Bradbury said she was initially told by credit card companies and the San Diego police department that they could not help track down the identity thief because such cases were too hard to investigate. But after a San Francisco real estate agent called her in December to tell her someone was trying to rent an apartment in her name, Bradbury took action herself.

She noticed that two of the bogus credit applications in her name had the same address, which she traced to the last name "Charlton." Then the real estate agency told her that one of the women trying to rent an apartment in her name said that she worked for Ligand Pharmaceuticals -- Bradbury's old employer -- and was supervised by a Roxanne Charlton.

As it turned out, Bradbury says, Charlton, a lab assistant at Ligand, had found a box with personnel records for Bradbury and 37 other former employees that was left unprotected in a storage closet at the company.

Charlton was arrested by San Diego police on March 24. She had the box of personnel records stored in her car.

According to the police and Bradbury, Charlton and some accomplices used some of the information gleaned from the records to get credit cards and cell phones on the Internet. False identity cards and driver's licenses also were allegedly generated by Charlton's group, and they successfully rented three apartments in other people's names. Charlton's group also allegedly bought at least $100,000 worth of consumer electronics products and sent the goods to other apartments that had been rented over the Internet.
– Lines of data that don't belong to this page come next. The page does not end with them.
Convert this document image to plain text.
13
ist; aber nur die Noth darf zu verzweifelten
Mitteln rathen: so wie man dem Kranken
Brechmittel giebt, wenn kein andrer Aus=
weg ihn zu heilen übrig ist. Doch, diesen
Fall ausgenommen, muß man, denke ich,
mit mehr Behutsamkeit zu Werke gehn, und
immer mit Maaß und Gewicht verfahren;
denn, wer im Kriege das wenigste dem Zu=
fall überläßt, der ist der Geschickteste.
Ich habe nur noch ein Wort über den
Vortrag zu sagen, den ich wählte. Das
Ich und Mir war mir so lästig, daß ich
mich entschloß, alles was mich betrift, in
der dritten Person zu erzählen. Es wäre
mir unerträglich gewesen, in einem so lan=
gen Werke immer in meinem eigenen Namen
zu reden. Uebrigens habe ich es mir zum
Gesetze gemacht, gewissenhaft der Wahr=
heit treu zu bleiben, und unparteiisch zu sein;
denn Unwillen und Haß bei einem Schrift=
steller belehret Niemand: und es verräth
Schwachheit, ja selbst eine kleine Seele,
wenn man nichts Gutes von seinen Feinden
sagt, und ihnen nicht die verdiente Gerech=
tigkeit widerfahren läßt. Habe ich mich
Charlton was charged with identity theft, suspicion of possession of stolen credit card numbers and possession of narcotics. She was released on a $60,000 bond, and could not be reached for comment. Ligand declined to comment on the matter, citing a police investigation.

The arrest of Charlton is of little comfort to Bradbury. She said she and others who were victimized were worried that Charlton may have shared their personal information with other identity thieves who are still on the prowl.

"I just don't know when it's going to end," she said. "We're all a little scared."